400 Blows is a film, published in 1959, directed by François Truffaut. It’s one of the earliest French New Wave film. Also Truffaut was one of the founder of French New Wave along with Godard, Rivette, and so on. French New Wave is simply a rebel movement in cinema, where visual storytelling has been forgotten in that late 50s. They simply try to improve/experiment with their own technique to communicate with audience.
François Truffaut was special, and generally more popular comparing to other French Newwave directors. It’s because his choice of camera movement, blocking, and subject. After I watched 400 Blows, the film inspired many film directors who are currently alive.
First of all, his blocking technique is similar to Hollywood Classical Cinema. He tends making a scene with multi layered movement between the characters with a long take. Which I found very similar to Classical Cinema and steven spielberg. It’s an ironic to think about how similar the blocking technique between this french newwave film and Classical cinema
Following the blocking technique, the camera movement also make me think very similar to classical cinema as well. Unlike Godard’s Breathless, this film does not use handheld as much. But, with a long take with slow dolly in, slide in technique to perfect marked blocking, I can see how delicate all the shots are.
Now, it gives me a question. If all of these technique was used in Classical Hollywood Cinema, and why Truffaut called himself a French Newwave? I found these answers through 400 Blows’s theme, tone, subject, and usage of on-location set.

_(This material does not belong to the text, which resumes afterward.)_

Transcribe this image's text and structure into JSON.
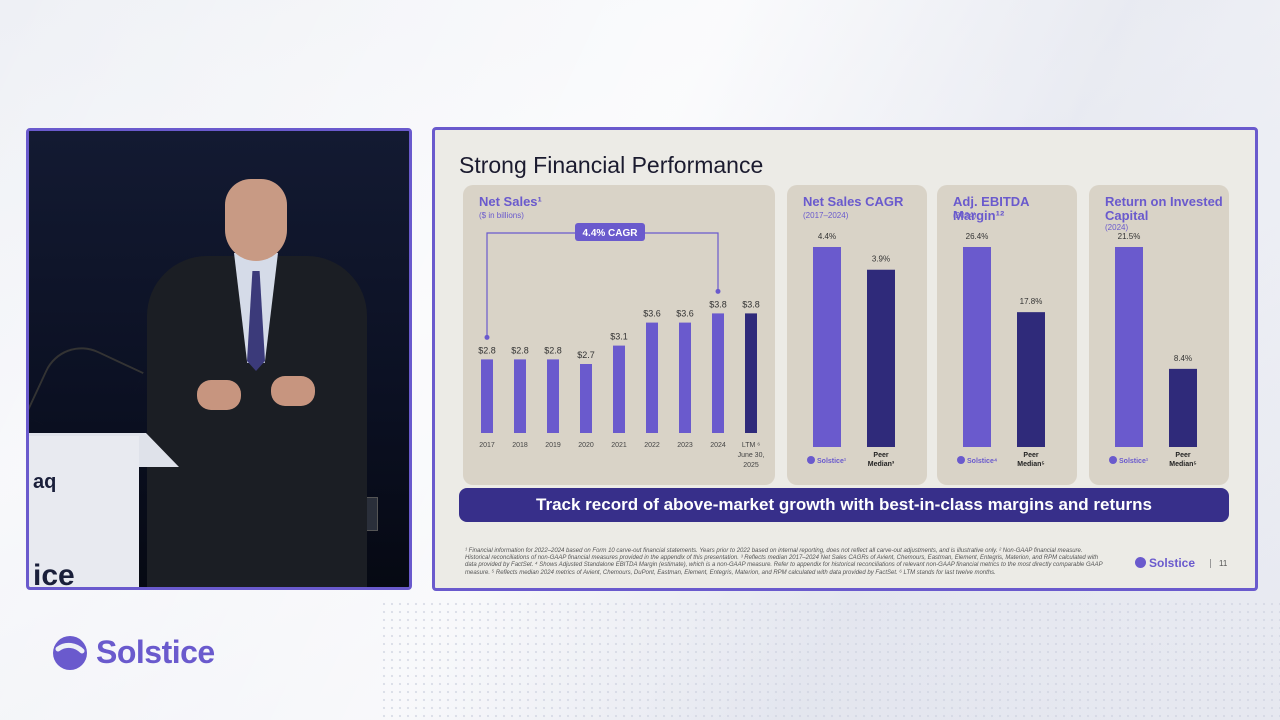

If this film was made in Hollywood at that era, probably the movie will be written about how a misunderstood boy becomes a gangster. Now, Truffaut didn’t make the movie like a gangster movie, the story isn’t focused on what he becomes. It was focused on what he thinks, and what he feels. Not only that his lighting technique were rather natural rather than extreme lowkey nor highkey. He used actual street with daylight on location. Comparing to Touch of evil’s stylized shots, the film is rather simple, and still life like, may be even close to Italian Neo-realism.
At the end, I was very surprised myself that Truffaut’s film is considered as French New Wave early film. It’s because the shots were so clean and prepared comparing to Godard. It was my first time watching the film. I think I became a huge fan of his film.
Note: I cried so much at the end of the scene.